The forms become slowly softer and Moore’s base poses are fully realised - the reclining female figure, and the mother and child.
“The fullness of form, the tautness of form, all these things are connected with life, and life is sex.”
Many of these representations have a dream like quality, and lead directly to the abstraction that enters his work in the 1930s. These erotic, sensual forms, occasionally sporting masons glyphs, are simultaneously familiar and alien.
We enter a period of deconstruction with the sculptural forms stripped back to their elemental forms. Many works draw our focus to the void rather than the solid parts - a hole in the heart or womb of the abstracted subject. This concept of the violated body returns in later works.
In a dark room the exhibition focuses on the bleak period of the Second World War, when Moore was an official war artist. The bleak, charcoal depictions of skeletal Londoners sheltering in the tube are rough and harrowing.
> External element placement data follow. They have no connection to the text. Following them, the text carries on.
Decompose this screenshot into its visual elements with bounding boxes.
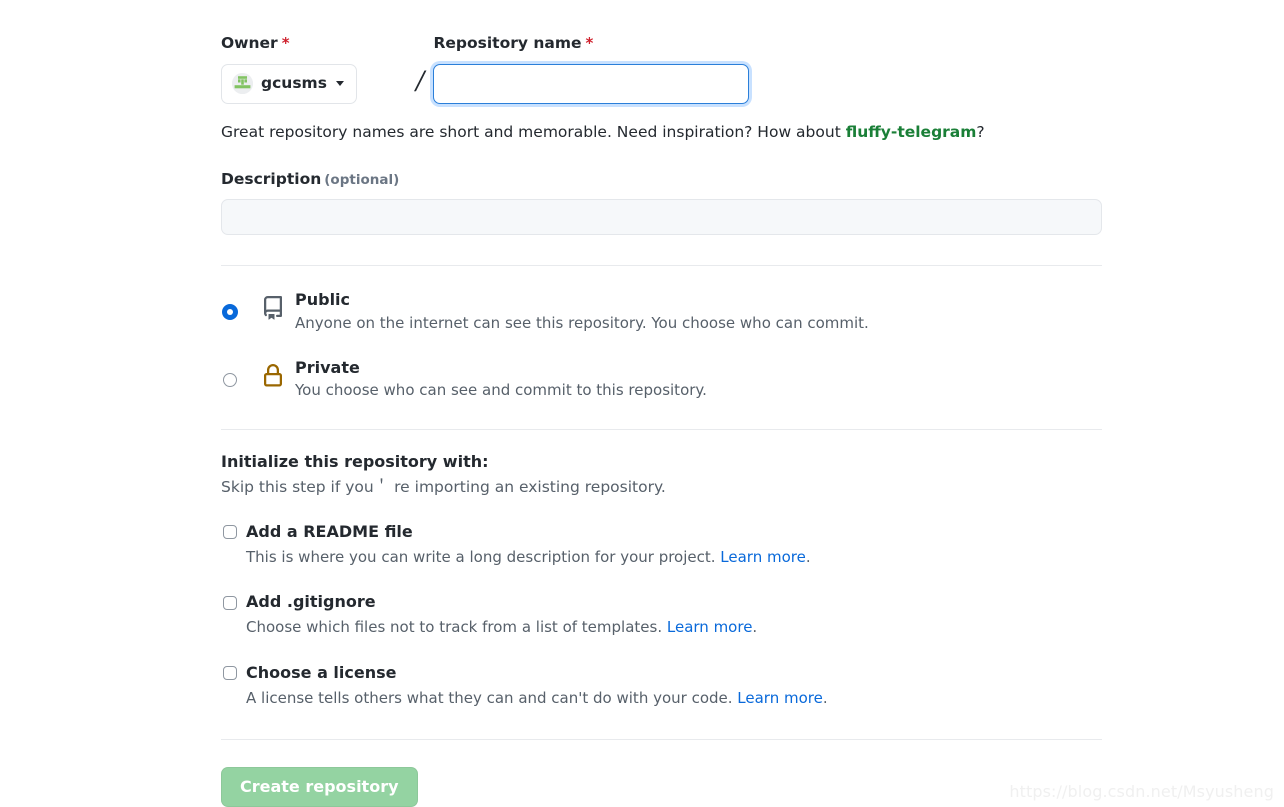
visibility-public-text: Public Anyone on the internet can see th… [295, 289, 869, 334]
owner-field: Owner * gcusms [221, 34, 405, 104]
repository-name-label: Repository name * [433, 34, 749, 53]
license-description-text: A license tells others what they can and… [246, 688, 738, 707]
initialize-checkbox-list: Add a README file This is where you can … [221, 522, 1102, 710]
description-label-text: Description [221, 170, 322, 189]
divider-above-initialize [221, 428, 1102, 430]
description-label: Description (optional) [221, 170, 1102, 188]
visibility-public-description: Anyone on the internet can see this repo… [295, 313, 869, 332]
readme-description-end: . [805, 547, 811, 566]
checkbox-label-license: Choose a license [246, 662, 397, 682]
repo-book-icon [259, 296, 287, 320]
readme-description-text: This is where you can write a long descr… [246, 547, 721, 566]
initialize-title: Initialize this repository with: [221, 451, 489, 471]
repository-name-hint: Great repository names are short and mem… [221, 122, 1102, 144]
initialize-section: Initialize this repository with: Skip th… [221, 451, 1102, 710]
chevron-down-icon [335, 81, 344, 87]
learn-more-link-gitignore[interactable]: Learn more [667, 618, 753, 636]
owner-name-separator: / [416, 66, 425, 95]
checkbox-description-readme: This is where you can write a long descr… [246, 547, 1102, 569]
gitignore-description-end: . [752, 618, 758, 637]
divider-above-visibility [221, 265, 1102, 267]
watermark-text: https://blog.csdn.net/Msyusheng [1009, 782, 1274, 801]
visibility-private-text: Private You choose who can see and commi… [295, 357, 707, 402]
visibility-option-private[interactable]: Private You choose who can see and commi… [221, 357, 1102, 402]
checkbox-row-license[interactable]: Choose a license [221, 663, 1102, 684]
description-field: Description (optional) [221, 170, 1102, 236]
checkbox-license[interactable] [223, 666, 237, 681]
visibility-private-description: You choose who can see and commit to thi… [295, 381, 707, 400]
learn-more-link-license[interactable]: Learn more [737, 689, 823, 707]
owner-required-asterisk: * [281, 34, 290, 52]
lock-icon [259, 363, 287, 388]
radio-public[interactable] [223, 305, 237, 320]
checkbox-item-readme: Add a README file This is where you can … [221, 522, 1102, 569]
owner-select-button[interactable]: gcusms [221, 63, 357, 104]
initialize-subtitle: Skip this step if you＇ re importing an e… [221, 478, 666, 497]
radio-private[interactable] [223, 372, 237, 387]
gitignore-description-text: Choose which files not to track from a l… [246, 618, 667, 637]
repository-name-required-asterisk: * [585, 34, 594, 52]
checkbox-item-gitignore: Add .gitignore Choose which files not to… [221, 592, 1102, 639]
checkbox-row-readme[interactable]: Add a README file [221, 522, 1102, 543]
visibility-option-public[interactable]: Public Anyone on the internet can see th… [221, 289, 1102, 334]
checkbox-description-gitignore: Choose which files not to track from a l… [246, 617, 1102, 639]
user-avatar-identicon-icon [232, 73, 253, 95]
checkbox-description-license: A license tells others what they can and… [246, 688, 1102, 710]
owner-label: Owner * [221, 34, 405, 53]
checkbox-gitignore[interactable] [223, 595, 237, 610]
checkbox-label-readme: Add a README file [246, 521, 413, 541]
create-repository-form: Owner * gcusms / Repository name * Great… [221, 34, 1102, 807]
divider-above-submit [221, 739, 1102, 741]
learn-more-link-readme[interactable]: Learn more [720, 548, 806, 566]
submit-area: Create repository [221, 767, 1102, 807]
owner-label-text: Owner [221, 34, 278, 52]
repository-name-label-text: Repository name [433, 34, 582, 52]
suggested-name-link[interactable]: fluffy-telegram [846, 123, 977, 141]
checkbox-readme[interactable] [223, 525, 237, 540]
owner-name-text: gcusms [261, 73, 327, 92]
visibility-private-title: Private [295, 357, 360, 377]
hint-text-after: ? [976, 122, 985, 141]
checkbox-item-license: Choose a license A license tells others … [221, 663, 1102, 710]
description-optional-text: (optional) [324, 172, 400, 189]
visibility-options: Public Anyone on the internet can see th… [221, 289, 1102, 402]
repository-name-field: Repository name * [433, 34, 750, 104]
visibility-public-title: Public [295, 290, 351, 310]
create-repository-button[interactable]: Create repository [221, 767, 418, 807]
checkbox-label-gitignore: Add .gitignore [246, 592, 376, 612]
license-description-end: . [822, 688, 828, 707]
description-input[interactable] [221, 199, 1102, 236]
repository-name-input[interactable] [433, 63, 750, 104]
hint-text-before: Great repository names are short and mem… [221, 122, 846, 141]
checkbox-row-gitignore[interactable]: Add .gitignore [221, 592, 1102, 613]
owner-and-name-row: Owner * gcusms / Repository name * [221, 34, 1102, 104]
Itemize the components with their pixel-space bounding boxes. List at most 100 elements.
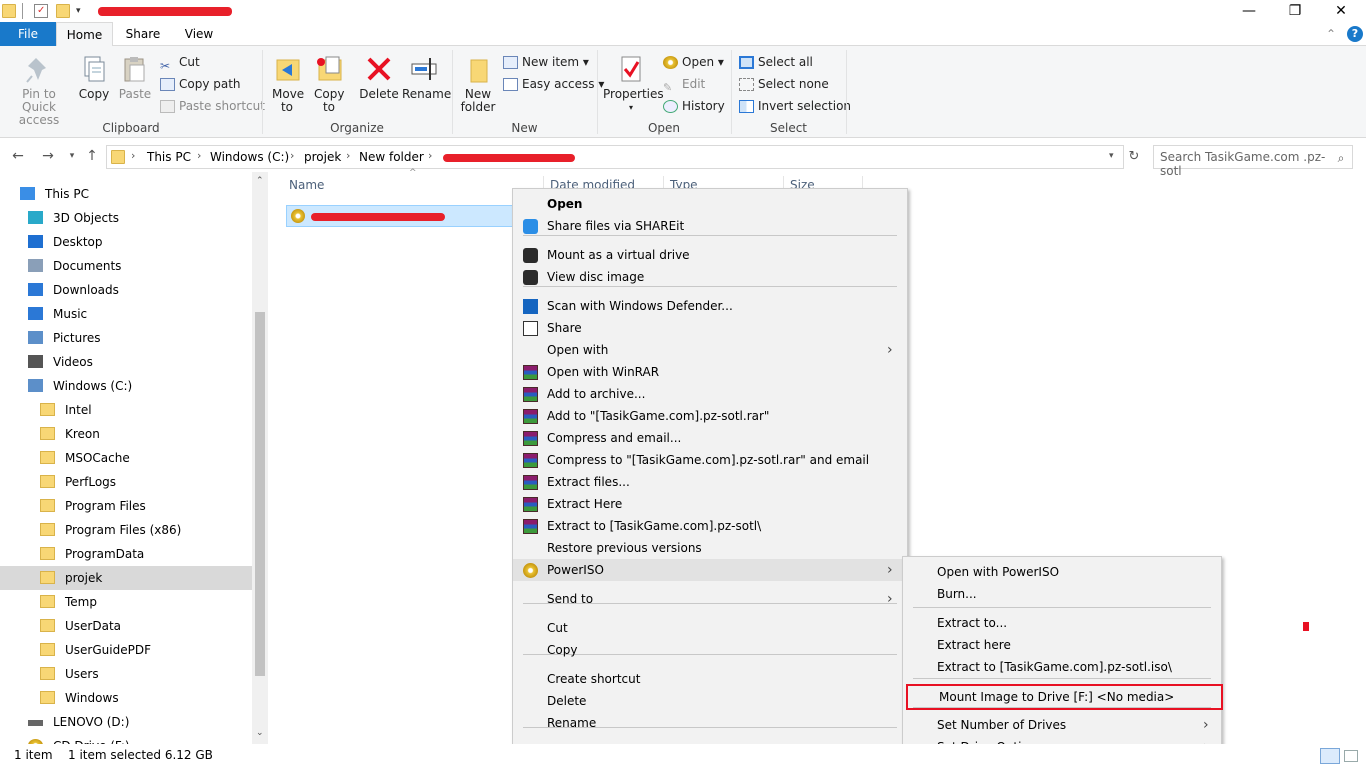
- tab-share[interactable]: Share: [118, 22, 168, 46]
- open-button[interactable]: Open ▾: [663, 52, 724, 72]
- select-all-button[interactable]: Select all: [739, 52, 813, 72]
- context-menu-item[interactable]: Mount as a virtual drive: [513, 244, 907, 266]
- context-menu-item[interactable]: Open: [513, 193, 907, 215]
- search-input[interactable]: Search TasikGame.com .pz-sotl: [1153, 145, 1353, 178]
- submenu-item[interactable]: Open with PowerISO: [903, 561, 1221, 583]
- context-menu-item[interactable]: View disc image: [513, 266, 907, 288]
- context-menu-item[interactable]: Send to ›: [513, 588, 907, 610]
- context-menu-item[interactable]: Extract to [TasikGame.com].pz-sotl\: [513, 515, 907, 537]
- scroll-down-icon[interactable]: ⌄: [256, 728, 264, 738]
- submenu-item[interactable]: Burn...: [903, 583, 1221, 605]
- details-view-icon[interactable]: [1320, 748, 1340, 764]
- breadcrumb-new-folder[interactable]: New folder: [359, 150, 424, 164]
- refresh-icon[interactable]: ↻: [1124, 147, 1144, 167]
- restore-button[interactable]: ❐: [1272, 0, 1318, 22]
- nav-item[interactable]: Users: [0, 662, 252, 686]
- context-menu-item[interactable]: Compress to "[TasikGame.com].pz-sotl.rar…: [513, 449, 907, 471]
- context-menu-item[interactable]: Delete: [513, 690, 907, 712]
- nav-item[interactable]: Pictures: [0, 326, 252, 350]
- new-folder-button[interactable]: New folder: [458, 48, 498, 114]
- submenu-item[interactable]: Set Number of Drives ›: [903, 714, 1221, 736]
- nav-item[interactable]: Music: [0, 302, 252, 326]
- nav-item[interactable]: PerfLogs: [0, 470, 252, 494]
- nav-item[interactable]: projek: [0, 566, 252, 590]
- forward-arrow-icon[interactable]: →: [38, 146, 58, 166]
- nav-item[interactable]: UserData: [0, 614, 252, 638]
- breadcrumb-this-pc[interactable]: This PC: [147, 150, 191, 164]
- copy-to-button[interactable]: Copy to: [310, 48, 348, 114]
- help-icon[interactable]: ?: [1347, 26, 1363, 42]
- up-arrow-icon[interactable]: ↑: [82, 146, 102, 166]
- close-button[interactable]: ✕: [1318, 0, 1364, 22]
- context-menu-item[interactable]: Add to archive...: [513, 383, 907, 405]
- nav-item[interactable]: Windows (C:): [0, 374, 252, 398]
- address-bar[interactable]: › This PC › Windows (C:) › projek › New …: [106, 145, 1124, 169]
- nav-item[interactable]: Program Files: [0, 494, 252, 518]
- delete-button[interactable]: Delete: [358, 48, 400, 101]
- select-none-button[interactable]: Select none: [739, 74, 829, 94]
- file-row-selected[interactable]: [286, 205, 516, 227]
- recent-locations-icon[interactable]: ▾: [62, 146, 82, 166]
- context-menu-item[interactable]: Restore previous versions: [513, 537, 907, 559]
- breadcrumb-projek[interactable]: projek: [304, 150, 341, 164]
- nav-item[interactable]: Documents: [0, 254, 252, 278]
- context-menu-item[interactable]: Extract Here: [513, 493, 907, 515]
- context-menu-item[interactable]: Share: [513, 317, 907, 339]
- tab-file[interactable]: File: [0, 22, 56, 46]
- context-menu-item[interactable]: Create shortcut: [513, 668, 907, 690]
- submenu-item[interactable]: Extract to...: [903, 612, 1221, 634]
- nav-item[interactable]: This PC: [0, 182, 252, 206]
- context-menu-item[interactable]: Copy: [513, 639, 907, 661]
- context-menu-item[interactable]: Cut: [513, 617, 907, 639]
- nav-scrollbar[interactable]: ⌃ ⌄: [252, 172, 268, 744]
- context-menu-item[interactable]: Rename: [513, 712, 907, 734]
- properties-button[interactable]: Properties ▾: [603, 48, 664, 114]
- submenu-item[interactable]: Extract to [TasikGame.com].pz-sotl.iso\: [903, 656, 1221, 678]
- context-menu-item[interactable]: PowerISO ›: [513, 559, 907, 581]
- invert-selection-button[interactable]: Invert selection: [739, 96, 851, 116]
- context-menu-item[interactable]: Share files via SHAREit: [513, 215, 907, 237]
- easy-access-button[interactable]: Easy access ▾: [503, 74, 604, 94]
- nav-item[interactable]: Videos: [0, 350, 252, 374]
- submenu-item[interactable]: Mount Image to Drive [F:] <No media>: [906, 684, 1223, 710]
- search-icon[interactable]: ⌕: [1331, 148, 1351, 168]
- nav-item[interactable]: Kreon: [0, 422, 252, 446]
- properties-icon[interactable]: ✓: [34, 4, 48, 18]
- nav-item[interactable]: ProgramData: [0, 542, 252, 566]
- nav-item[interactable]: Intel: [0, 398, 252, 422]
- context-menu-item[interactable]: Add to "[TasikGame.com].pz-sotl.rar": [513, 405, 907, 427]
- tab-view[interactable]: View: [176, 22, 222, 46]
- nav-item[interactable]: 3D Objects: [0, 206, 252, 230]
- collapse-ribbon-icon[interactable]: ⌃: [1322, 22, 1340, 46]
- nav-item[interactable]: Downloads: [0, 278, 252, 302]
- context-menu-item[interactable]: Open with WinRAR: [513, 361, 907, 383]
- new-folder-icon[interactable]: [56, 4, 70, 18]
- breadcrumb-windows-c[interactable]: Windows (C:): [210, 150, 289, 164]
- tab-home[interactable]: Home: [56, 22, 113, 47]
- nav-item[interactable]: LENOVO (D:): [0, 710, 252, 734]
- paste-shortcut-button[interactable]: Paste shortcut: [160, 96, 265, 116]
- nav-item[interactable]: Desktop: [0, 230, 252, 254]
- context-menu-item[interactable]: Compress and email...: [513, 427, 907, 449]
- customize-toolbar-icon[interactable]: ▾: [76, 4, 90, 18]
- rename-button[interactable]: Rename: [402, 48, 451, 101]
- minimize-button[interactable]: —: [1226, 0, 1272, 22]
- move-to-button[interactable]: Move to: [268, 48, 306, 114]
- nav-item[interactable]: Temp: [0, 590, 252, 614]
- back-arrow-icon[interactable]: ←: [8, 146, 28, 166]
- large-icons-view-icon[interactable]: [1344, 750, 1358, 762]
- nav-item[interactable]: Windows: [0, 686, 252, 710]
- edit-button[interactable]: ✎ Edit: [663, 74, 705, 94]
- nav-item[interactable]: UserGuidePDF: [0, 638, 252, 662]
- cut-button[interactable]: ✂ Cut: [160, 52, 200, 73]
- nav-item[interactable]: Program Files (x86): [0, 518, 252, 542]
- pin-to-quick-access-button[interactable]: Pin to Quick access: [4, 48, 74, 127]
- context-menu-item[interactable]: Extract files...: [513, 471, 907, 493]
- chevron-down-icon[interactable]: ▾: [1109, 151, 1114, 161]
- new-item-button[interactable]: New item ▾: [503, 52, 589, 72]
- paste-button[interactable]: Paste: [116, 48, 154, 101]
- nav-item[interactable]: MSOCache: [0, 446, 252, 470]
- history-button[interactable]: History: [663, 96, 725, 116]
- copy-path-button[interactable]: Copy path: [160, 74, 241, 94]
- submenu-item[interactable]: Extract here: [903, 634, 1221, 656]
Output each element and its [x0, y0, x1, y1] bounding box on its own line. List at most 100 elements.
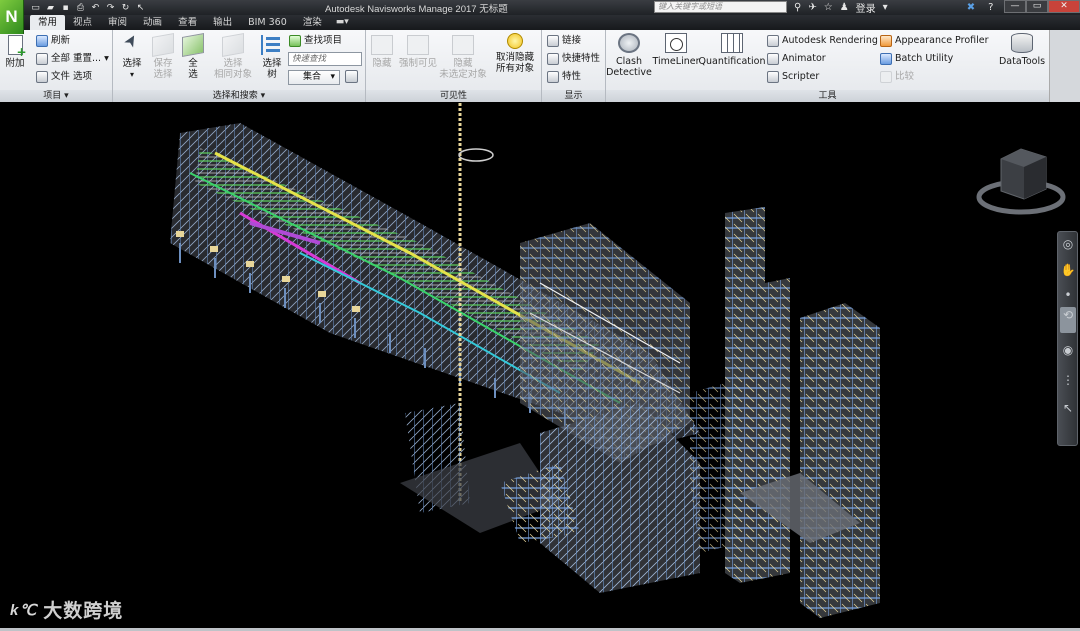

“If one had to describe what hell might be like, this would be it.”
“The only thing at all like those shelters that I could thing of was the hold of a slave ship.”
Post-war, Moore’s work becomes more animal and broken. Now the child is bawling, and turned against from their mother. Form is distorted. Not mutated but mutilated by fellow man. Reclining figures are no longer relaxed and languid, but forced to the ground in fear. The Warrior with Shield is typical - amputated and defenceless he awaits a coup de grâce.
In the final room we see several large reclining figures, this time from raw and open grained Dutch Elm. New languid life springs from the dead trees.
Overall a really well constructed and educational exhibition. Narrative in art is really important to me, and Henry Moore has it in spades.
(Sorry for the rambling. I’ve set myself a goal of posting some longer pieces, with the aim of improving my writing, a skill that I’ve never mastered.)